I've begun one blog in my expanding blogdom of thorns devoted to posting uncovered poems from the old days, but I can't recall offhand what I called it. I'll find it when I go digging through the archives. For now I need to put an illustration in just to keep things exciting.
There's no accounting for the mechanism of time itself, for which we are indebted to on the off chance it operates in an unexpected, asynchronous and or with an aperiodic suddenness bestowing a surging sense of primality. A devotion to coming to terms with resting secure on the face of it all comes from seeing how far along the twisted continuum of time we've come.
We are all carried into the light floating on our backs like organisms pressed between two frames on an operating table examining a cross section of our cellular anatomy. But I digress.
I ran my eyeball oil pastel through deep dream generator with some qualifying text prompts.
The results came out in a startling hyper realism that captures a deeper level of reflection just perfect for the representation of what I'm doing with my poetry blogs and the freezine of fantasy and science fiction.

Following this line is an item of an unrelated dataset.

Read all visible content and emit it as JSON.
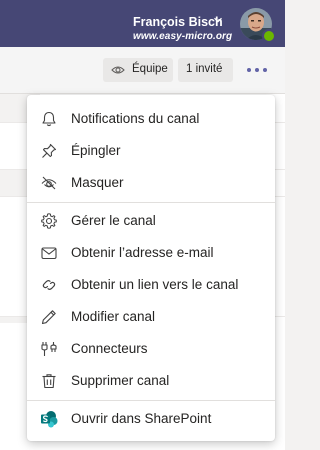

They both lead to my imprint plasma press which I fashioned in the forge of my reader's most feverish dream, a fantasyland comprised of the all the best elements which made up the adventures of Doc Savage, the arresting fantasy lands of middle-Earth, the swashbuckling romance of the many shades of an Eternal Champion as presented in the multiverse wrought by Michael Moorcock, aimed at and centered in the cross hairs of Stephen King's Dark Tower series, echoing the seven book installments of a template seemingly as old as time itself, which brings up the question . . . how old is time itself, anyhow?
If time itself could age at all, then what, exactly, would that imply? Does time itself represent a fractal of a greater temporal whole? These questions point a finger at the moon. Itself an oblique symbol, or reflection if you will, of eternity's face.